Tuesday 29 October 2013

Day 45 The Shallows: What The Internet Is Doing To Our Brains by Nicholas Carr




I would read this book purely because it has a high chance of making me look smart and intelligent. A higher chance than the tatty copies of the Harry Potter series I lug from home-to-home are gonna give me.

Let's talk colour. Gray, an intermediate colour between black and white, an achromatic, literally without colour. If that doesn't tell you much about my personality then, well, please read on. Gray is the colour that can be most commonly associated with boredom, uncertainty, indifference, and dreariness. And interestingly only a meagre one percent of the participants, from wherever I got this information from, chose it as their favourite colour. Is gray a negative metaphor for the internet in this case?

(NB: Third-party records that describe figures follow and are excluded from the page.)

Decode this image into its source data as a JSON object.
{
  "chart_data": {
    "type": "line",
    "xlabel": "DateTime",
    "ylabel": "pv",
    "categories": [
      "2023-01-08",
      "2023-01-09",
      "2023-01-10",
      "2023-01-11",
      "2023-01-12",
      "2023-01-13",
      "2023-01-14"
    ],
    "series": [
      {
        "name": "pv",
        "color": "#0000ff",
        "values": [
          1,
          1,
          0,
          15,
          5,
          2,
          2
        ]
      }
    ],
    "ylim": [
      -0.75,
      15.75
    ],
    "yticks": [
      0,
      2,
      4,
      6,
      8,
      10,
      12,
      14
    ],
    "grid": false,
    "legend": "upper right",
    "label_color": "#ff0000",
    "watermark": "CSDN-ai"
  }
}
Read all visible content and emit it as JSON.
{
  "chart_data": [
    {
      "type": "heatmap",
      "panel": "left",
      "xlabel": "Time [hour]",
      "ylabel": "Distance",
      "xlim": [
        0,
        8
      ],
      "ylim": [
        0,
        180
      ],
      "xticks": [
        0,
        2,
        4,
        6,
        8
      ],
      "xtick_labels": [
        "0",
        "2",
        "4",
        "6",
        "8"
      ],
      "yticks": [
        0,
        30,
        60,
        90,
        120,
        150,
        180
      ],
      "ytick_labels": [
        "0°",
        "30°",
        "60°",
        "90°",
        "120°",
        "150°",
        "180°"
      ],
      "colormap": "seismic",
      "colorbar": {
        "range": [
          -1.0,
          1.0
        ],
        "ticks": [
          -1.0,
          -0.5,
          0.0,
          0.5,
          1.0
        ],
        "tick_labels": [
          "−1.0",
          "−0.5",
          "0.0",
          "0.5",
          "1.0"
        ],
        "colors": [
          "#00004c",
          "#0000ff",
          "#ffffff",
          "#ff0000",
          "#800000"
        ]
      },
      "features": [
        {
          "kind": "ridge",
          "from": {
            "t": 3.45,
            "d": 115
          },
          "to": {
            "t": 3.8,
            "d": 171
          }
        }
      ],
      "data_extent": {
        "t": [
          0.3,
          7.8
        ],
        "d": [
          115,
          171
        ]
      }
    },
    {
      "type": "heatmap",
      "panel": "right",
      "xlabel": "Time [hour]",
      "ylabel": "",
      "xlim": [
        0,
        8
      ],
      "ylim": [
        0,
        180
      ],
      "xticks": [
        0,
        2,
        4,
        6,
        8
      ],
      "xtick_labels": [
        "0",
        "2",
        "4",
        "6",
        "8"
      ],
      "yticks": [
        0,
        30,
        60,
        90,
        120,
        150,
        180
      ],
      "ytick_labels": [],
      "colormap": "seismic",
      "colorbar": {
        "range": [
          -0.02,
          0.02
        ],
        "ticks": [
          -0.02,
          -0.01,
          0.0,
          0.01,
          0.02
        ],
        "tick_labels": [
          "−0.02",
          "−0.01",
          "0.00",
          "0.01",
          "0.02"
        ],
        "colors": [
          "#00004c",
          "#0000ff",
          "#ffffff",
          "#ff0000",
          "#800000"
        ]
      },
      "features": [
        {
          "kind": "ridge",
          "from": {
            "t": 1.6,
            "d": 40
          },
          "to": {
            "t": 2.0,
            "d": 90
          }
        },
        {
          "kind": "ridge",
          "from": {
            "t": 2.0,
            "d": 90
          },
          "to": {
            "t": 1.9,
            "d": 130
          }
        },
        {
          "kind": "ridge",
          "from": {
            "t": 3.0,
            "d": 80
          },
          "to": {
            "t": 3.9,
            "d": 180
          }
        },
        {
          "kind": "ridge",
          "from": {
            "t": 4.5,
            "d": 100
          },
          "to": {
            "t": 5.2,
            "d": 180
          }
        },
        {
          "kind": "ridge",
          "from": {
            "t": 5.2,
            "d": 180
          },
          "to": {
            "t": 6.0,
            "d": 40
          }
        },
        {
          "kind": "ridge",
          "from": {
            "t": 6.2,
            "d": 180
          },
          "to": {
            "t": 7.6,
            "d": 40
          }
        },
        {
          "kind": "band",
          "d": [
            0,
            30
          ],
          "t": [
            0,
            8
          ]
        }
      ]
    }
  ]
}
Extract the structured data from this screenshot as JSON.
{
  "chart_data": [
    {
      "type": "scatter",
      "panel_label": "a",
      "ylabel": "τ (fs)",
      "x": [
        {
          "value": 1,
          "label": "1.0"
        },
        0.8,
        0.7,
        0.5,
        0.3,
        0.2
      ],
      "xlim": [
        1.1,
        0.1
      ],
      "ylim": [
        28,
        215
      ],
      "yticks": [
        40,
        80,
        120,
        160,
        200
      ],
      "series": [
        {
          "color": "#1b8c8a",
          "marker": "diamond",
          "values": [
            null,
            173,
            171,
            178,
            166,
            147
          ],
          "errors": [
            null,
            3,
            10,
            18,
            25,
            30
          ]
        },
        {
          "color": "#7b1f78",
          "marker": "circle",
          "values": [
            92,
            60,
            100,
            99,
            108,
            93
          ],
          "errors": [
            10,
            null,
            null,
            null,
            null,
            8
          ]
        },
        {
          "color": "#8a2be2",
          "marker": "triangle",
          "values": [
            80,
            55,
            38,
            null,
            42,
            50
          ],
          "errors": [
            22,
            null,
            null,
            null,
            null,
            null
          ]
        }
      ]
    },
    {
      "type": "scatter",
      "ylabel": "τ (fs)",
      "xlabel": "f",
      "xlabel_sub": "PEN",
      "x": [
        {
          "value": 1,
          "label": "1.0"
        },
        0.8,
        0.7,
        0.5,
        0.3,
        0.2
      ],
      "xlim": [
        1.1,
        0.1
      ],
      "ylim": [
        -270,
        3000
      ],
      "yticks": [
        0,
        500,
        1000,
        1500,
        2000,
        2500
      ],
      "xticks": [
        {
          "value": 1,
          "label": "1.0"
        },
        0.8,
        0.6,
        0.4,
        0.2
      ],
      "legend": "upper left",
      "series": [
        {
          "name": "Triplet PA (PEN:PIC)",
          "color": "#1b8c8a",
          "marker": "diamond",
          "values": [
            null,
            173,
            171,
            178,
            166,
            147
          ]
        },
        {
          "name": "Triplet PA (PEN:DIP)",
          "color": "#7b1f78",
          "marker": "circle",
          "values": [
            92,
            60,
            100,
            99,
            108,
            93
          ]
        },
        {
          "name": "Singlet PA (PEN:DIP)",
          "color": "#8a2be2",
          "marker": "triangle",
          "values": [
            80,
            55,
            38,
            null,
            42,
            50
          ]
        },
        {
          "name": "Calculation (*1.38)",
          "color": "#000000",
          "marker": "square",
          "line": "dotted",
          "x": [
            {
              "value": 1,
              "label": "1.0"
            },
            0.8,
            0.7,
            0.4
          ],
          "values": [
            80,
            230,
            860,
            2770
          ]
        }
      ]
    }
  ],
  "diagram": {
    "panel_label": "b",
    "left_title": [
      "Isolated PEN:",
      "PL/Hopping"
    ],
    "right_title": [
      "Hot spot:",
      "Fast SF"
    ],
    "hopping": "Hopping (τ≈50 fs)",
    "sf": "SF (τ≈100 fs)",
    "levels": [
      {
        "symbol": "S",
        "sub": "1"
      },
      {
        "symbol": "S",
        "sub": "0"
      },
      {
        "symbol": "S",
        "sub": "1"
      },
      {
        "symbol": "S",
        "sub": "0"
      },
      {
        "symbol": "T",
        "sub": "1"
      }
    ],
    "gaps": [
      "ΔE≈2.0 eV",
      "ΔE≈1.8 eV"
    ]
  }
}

Ok so let's flip it. What about the gray power-suit? The industrial gray? The the tonal subtlety of natural stone, gray? The practical, simple and reliable, gray? The neutral, calm and soothing, gray? The gray that I have come to know and love! Or is that gravy? 

I feel like I have gone off topic here. So to reel it back in, I must say, Nicholas Carr must be working with colour psychologists to create two schools of thought here. Internet = bad; internet = good. If we were to read the colour blue, in contrast to it's gray counterpart, one might sway towards internet = bad; the shallows = good. What on earth is the shallows?

I need to read this book ASAP to see what all the fuss is about.